Financial readiness is another substantial hurdle. A significant 36% of self-employed people are still in the process of accumulating their deposit, indicating that immediate property investment is not a viable option for them yet. Moreover, 17% are playing the waiting game, hoping for a dip in interest rates to make future mortgage payments more manageable. The mortgage application process can appear daunting to about 10%, deterring them from taking the first step.

The Challenge of Documentation

A self-employed person’s business maturity plays a critical role in mortgage applications. Fifteen percent of potential applicants are deterred because their businesses are less than two years old, lacking the requisite financial history to demonstrate income stability. This points to a pressing need to understand how specialist lenders operate, offering alternative avenues for those with unconventional income patterns.
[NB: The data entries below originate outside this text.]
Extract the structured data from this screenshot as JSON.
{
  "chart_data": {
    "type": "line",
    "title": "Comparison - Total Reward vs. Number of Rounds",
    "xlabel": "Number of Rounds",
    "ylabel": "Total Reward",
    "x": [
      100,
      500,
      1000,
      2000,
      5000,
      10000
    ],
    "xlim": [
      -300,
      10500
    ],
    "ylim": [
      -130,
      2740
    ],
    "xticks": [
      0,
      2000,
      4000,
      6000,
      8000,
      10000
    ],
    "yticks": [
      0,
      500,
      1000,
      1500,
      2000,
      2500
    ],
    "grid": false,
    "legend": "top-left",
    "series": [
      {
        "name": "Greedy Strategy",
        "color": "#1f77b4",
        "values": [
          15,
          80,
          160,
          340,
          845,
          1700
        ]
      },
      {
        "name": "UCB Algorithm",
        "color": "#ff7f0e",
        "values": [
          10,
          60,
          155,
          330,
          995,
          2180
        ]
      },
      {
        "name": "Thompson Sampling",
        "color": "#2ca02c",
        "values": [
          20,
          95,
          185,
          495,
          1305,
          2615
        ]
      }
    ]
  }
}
Success and Failure: The Self-Employed Experience

Despite the perceived barriers, 57% of self-employed applicants have eventually secured a mortgage. However, success isn’t always immediate—15% of this group faced rejection initially. A smaller fraction, 4%, have yet to taste success in their mortgage endeavors.

Reasons for Rejection: Understanding Lender Concerns

For those who have faced mortgage rejections, the reasons are often tied to income stability. Volatile income is the leading cause (38%), followed by lenders’ calculations that applicants would struggle with repayments (28%). Insufficient documentation to prove income (27%), a history of missed or late payments (11%), and credit issues like defaults or CCJs (11%) are also significant factors. Surprisingly, a small percentage (5%) were denied for not being registered on the electoral roll.

The Stricter Lens on Self-Employed Applicants

Self-employed individuals often undergo more rigorous affordability assessments than their employed counterparts due to the nature of their income—irregular and complex—which brands them as higher-risk to lenders. This risk aversion translates into stricter lending criteria, making the mortgage process seem insurmountable for some.

Expert Insights: Adapting to a Growing Workforce Trend

Steve Griffiths, COO at TML, highlights a disconnect between the growing trend of self-employment and traditional lenders’ ability to accommodate complex income situations. This gap in the lending market is significant, deterring self-employed workers from applying, even when they may be excellent candidates for mortgages.

The Role of Specialist Lenders

Griffiths advocates for the role of specialist lenders like TML, which offer flexibility and expertise in handling intricate financial profiles. These lenders are pioneering methods to assess income differently, such as accepting one year of accounts instead of the standard two, thereby facilitating the self-employed in their pursuit of homeownership.